NIH HPC News & Announcements
Biowulf 20th anniversary seminar series: Videocast now available
Date: 04 March 2019 11:03:13
From: Susan Chacko
For those who missed the excellent talks at the opening session of the
Biowulf 20th anniversary seminar series last Thursday, the session is
now available on the NIH Videocast Archive:
https://videocast.nih.gov/Summary.asp?File=27344&bhcp=1
Talks:
Biowulf at 20: Celebrating Two Decades of Supporting Biomedical Computing in the NIH IRP
(Andy Baxevanis, Director of Biomedical Computing, NIH IRP and Senior Scientist, NHGRI)
State of the Cluster: Past, Present and Future
(Steven Fellini, Biowulf Architect)
Telomere-to-telomere assembly of a complete human X chromosome
(Sergey Koren, NHGRI)
Abstract: Release of the first human genome assembly was a landmark
achievement, and after nearly two decades of improvements, the current
human reference genome (GRCh38) is the most accurate and complete
vertebrate genome ever produced. However, no one chromosome has yet been
finished end to end, and hundreds of gaps persist across the genome.
These unresolved regions include segmental duplications, ribosomal rRNA
gene arrays, and satellite arrays that harbor unexplored variation of
unknown consequence. We aim to finish these remaining regions and
generate the first truly complete assembly of a human genome.
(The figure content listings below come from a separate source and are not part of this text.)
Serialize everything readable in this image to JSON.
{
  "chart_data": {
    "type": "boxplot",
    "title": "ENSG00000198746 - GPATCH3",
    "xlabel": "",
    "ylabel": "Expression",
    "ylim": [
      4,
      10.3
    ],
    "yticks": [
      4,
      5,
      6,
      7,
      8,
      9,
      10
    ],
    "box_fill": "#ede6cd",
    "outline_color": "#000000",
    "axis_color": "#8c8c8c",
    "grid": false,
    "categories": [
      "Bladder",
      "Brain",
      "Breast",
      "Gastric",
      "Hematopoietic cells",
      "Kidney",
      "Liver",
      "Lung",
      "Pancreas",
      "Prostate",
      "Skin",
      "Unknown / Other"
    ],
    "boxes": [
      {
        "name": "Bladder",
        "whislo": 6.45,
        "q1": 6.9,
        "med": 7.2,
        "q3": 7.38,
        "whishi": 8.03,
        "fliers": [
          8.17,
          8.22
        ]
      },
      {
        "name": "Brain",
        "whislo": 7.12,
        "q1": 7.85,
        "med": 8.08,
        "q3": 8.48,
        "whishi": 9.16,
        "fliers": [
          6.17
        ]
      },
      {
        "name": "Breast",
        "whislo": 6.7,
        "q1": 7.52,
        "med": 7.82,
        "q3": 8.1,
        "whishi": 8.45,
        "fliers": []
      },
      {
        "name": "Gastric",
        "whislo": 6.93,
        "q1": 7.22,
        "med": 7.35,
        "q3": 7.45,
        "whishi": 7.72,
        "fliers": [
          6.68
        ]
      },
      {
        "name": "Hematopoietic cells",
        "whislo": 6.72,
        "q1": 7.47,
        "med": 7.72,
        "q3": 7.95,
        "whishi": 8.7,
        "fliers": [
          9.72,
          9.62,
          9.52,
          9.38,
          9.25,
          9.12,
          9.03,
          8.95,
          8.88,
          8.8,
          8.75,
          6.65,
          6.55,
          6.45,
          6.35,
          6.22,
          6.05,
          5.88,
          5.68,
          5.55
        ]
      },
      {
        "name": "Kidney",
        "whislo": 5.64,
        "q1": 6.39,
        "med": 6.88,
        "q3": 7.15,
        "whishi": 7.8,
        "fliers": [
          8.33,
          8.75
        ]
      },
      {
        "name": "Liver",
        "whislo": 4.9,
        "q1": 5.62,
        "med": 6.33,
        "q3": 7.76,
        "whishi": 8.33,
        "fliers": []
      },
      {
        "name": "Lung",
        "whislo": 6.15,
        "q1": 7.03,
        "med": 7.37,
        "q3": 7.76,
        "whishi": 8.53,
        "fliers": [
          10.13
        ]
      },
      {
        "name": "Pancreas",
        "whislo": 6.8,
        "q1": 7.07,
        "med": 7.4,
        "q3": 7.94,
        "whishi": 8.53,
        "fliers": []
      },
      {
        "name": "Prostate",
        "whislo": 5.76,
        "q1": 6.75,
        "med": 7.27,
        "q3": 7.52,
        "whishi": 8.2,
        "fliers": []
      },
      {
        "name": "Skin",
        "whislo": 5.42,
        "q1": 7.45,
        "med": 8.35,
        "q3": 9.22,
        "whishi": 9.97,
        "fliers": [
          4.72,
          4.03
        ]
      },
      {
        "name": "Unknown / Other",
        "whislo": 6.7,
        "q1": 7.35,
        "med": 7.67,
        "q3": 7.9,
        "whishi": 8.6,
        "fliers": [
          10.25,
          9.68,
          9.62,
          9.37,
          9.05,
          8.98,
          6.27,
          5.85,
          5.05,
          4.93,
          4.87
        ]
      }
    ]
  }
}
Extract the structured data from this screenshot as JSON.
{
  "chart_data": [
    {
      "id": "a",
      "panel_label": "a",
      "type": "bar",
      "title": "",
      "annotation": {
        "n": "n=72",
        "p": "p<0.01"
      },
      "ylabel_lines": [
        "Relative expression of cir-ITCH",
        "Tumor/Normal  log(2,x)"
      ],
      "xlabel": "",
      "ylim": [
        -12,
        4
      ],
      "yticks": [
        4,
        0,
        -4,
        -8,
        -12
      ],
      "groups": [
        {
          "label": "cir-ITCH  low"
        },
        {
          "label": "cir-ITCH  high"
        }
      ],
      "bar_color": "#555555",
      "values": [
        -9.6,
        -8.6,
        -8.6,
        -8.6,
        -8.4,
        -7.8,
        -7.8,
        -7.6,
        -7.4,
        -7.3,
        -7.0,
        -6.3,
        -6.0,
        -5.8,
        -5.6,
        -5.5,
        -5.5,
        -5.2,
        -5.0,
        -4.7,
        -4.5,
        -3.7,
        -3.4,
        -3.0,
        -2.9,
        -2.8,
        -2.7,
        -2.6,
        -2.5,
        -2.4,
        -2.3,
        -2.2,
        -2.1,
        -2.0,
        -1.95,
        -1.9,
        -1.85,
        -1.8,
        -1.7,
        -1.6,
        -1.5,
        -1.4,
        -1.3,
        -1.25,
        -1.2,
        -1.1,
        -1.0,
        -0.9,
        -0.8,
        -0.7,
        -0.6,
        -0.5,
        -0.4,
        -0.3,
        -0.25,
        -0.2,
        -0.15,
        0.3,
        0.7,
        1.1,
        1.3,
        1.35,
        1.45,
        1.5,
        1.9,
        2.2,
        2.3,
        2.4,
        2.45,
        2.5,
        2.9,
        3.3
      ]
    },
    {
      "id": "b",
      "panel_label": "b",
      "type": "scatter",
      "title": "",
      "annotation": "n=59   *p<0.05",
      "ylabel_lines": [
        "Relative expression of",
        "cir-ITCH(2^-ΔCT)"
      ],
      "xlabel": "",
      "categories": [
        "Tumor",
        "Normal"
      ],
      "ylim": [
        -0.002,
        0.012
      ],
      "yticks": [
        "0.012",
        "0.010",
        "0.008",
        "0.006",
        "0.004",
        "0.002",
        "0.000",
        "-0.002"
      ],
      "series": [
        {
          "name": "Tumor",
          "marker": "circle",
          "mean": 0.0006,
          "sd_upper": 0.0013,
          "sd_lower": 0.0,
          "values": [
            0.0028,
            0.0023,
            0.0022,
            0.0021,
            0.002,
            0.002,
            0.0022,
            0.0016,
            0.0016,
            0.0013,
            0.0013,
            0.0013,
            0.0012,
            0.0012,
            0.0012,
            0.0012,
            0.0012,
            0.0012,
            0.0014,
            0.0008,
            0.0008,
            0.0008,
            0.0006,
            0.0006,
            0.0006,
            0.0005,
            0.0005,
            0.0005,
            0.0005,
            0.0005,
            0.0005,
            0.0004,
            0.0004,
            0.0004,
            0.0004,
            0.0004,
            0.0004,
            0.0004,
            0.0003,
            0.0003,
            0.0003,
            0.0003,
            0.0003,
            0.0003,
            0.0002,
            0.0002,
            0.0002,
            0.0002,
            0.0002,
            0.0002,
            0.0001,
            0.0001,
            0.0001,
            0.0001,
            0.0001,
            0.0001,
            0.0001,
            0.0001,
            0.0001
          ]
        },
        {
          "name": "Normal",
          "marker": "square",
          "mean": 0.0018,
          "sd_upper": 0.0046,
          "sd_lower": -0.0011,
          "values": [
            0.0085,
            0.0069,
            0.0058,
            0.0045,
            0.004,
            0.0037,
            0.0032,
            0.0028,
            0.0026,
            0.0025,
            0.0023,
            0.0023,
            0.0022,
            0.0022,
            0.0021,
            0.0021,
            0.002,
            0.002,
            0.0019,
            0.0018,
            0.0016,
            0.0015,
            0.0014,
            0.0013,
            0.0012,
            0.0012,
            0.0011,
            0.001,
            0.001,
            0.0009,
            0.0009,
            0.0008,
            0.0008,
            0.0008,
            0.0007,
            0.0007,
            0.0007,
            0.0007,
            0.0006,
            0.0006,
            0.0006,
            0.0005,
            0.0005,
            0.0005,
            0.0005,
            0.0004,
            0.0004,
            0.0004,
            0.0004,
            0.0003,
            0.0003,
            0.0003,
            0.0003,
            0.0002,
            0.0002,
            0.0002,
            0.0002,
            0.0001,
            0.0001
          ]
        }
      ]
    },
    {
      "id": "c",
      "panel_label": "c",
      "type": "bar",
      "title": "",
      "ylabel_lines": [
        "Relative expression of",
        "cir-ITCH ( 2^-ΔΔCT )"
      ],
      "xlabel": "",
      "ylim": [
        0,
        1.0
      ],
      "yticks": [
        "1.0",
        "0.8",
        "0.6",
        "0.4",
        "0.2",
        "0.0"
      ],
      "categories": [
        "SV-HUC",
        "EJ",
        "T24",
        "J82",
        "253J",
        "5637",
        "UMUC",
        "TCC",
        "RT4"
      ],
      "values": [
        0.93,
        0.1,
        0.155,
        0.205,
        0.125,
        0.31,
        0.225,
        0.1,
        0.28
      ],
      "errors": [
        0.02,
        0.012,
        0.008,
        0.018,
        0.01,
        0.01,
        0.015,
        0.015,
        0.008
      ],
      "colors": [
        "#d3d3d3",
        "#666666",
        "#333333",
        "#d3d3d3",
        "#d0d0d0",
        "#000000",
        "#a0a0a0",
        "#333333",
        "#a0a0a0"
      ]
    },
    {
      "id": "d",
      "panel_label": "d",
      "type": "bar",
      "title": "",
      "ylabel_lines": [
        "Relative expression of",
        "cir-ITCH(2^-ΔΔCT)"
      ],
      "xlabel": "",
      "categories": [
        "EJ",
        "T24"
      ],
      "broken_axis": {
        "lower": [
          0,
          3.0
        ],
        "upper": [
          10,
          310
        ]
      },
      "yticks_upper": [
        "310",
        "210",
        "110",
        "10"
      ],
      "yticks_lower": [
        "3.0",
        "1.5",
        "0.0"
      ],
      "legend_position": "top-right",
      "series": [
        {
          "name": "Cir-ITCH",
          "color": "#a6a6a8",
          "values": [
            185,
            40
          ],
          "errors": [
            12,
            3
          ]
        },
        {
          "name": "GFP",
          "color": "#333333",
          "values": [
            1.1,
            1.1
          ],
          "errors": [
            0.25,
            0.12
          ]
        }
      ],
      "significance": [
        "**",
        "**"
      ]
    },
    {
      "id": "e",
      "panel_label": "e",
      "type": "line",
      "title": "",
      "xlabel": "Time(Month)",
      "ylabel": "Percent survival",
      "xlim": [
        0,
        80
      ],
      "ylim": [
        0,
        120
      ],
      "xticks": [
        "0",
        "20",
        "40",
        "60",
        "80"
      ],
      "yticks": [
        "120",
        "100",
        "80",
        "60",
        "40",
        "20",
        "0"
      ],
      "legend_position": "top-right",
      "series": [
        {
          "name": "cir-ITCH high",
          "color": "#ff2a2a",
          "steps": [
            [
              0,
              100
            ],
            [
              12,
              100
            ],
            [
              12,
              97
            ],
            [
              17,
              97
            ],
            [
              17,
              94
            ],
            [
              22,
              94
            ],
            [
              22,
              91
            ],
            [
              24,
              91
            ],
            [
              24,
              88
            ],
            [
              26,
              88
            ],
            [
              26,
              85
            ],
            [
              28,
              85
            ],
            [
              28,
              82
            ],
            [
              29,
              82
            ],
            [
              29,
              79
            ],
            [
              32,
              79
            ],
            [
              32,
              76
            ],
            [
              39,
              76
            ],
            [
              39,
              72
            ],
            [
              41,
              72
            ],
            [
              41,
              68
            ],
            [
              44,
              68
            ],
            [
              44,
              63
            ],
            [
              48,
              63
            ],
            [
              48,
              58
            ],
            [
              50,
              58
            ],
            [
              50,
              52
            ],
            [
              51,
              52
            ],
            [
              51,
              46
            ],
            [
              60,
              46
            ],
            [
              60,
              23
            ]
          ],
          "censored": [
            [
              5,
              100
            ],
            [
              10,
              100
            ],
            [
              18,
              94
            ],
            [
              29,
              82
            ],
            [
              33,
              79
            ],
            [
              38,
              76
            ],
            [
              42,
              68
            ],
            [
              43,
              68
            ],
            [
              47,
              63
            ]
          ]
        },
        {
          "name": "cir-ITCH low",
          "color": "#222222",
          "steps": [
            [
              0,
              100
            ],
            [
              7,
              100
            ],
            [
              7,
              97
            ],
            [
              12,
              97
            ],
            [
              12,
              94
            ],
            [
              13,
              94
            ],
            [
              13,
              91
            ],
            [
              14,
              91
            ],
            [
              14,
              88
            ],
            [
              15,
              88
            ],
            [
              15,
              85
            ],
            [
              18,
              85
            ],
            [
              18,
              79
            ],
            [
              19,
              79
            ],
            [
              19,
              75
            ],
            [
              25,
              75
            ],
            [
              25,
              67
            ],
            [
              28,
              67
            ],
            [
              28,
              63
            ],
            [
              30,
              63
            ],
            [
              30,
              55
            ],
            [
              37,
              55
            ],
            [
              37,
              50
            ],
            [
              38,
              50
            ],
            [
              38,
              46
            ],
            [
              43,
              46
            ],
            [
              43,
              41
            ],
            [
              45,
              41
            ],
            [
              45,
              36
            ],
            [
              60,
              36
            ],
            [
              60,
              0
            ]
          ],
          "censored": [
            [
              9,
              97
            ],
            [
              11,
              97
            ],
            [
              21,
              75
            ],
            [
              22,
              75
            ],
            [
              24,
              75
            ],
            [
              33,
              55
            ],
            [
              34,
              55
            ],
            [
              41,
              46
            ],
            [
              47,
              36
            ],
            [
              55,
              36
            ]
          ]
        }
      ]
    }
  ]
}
Here we announce a whole-genome de novo assembly that surpasses the
continuity of GRCh38, along with the first complete,
telomere-to-telomere assembly of a human X chromosome. In total, we
collected 40X coverage of ultra-long Oxford Nanopore sequencing for the
CHM13hTERT cell line, including 44 Gb of sequence in reads >100 kb and a
maximum read length exceeding 1 Mb. This unprecedented coverage of
ultra-long reads enabled the resolution of most repeats in the genome,
including large fractions of the centromeric satellite arrays and short
arms of the acrocentrics. A de novo assembly combining this nanopore
data with 70X of existing PacBio data achieved an NG50 contig size of 75
Mb (compared to 56 Mb for GRCh38), with some chromosomes broken only at
the centromere. Using this assembly as a basis, we chose to manually
finish the X chromosome. The few unresolved segmental duplications were
assembled using ultra-long reads spanning the individual copies, and the
~2.7 Mbp X centromere was assembled by identifying unique variants
within the array and using these to anchor overlapping ultra-long reads.
These results demonstrate that it is now possible to finish entire human
chromosomes without gaps, and our future work will focus on completing
and validating the remainder of the genome.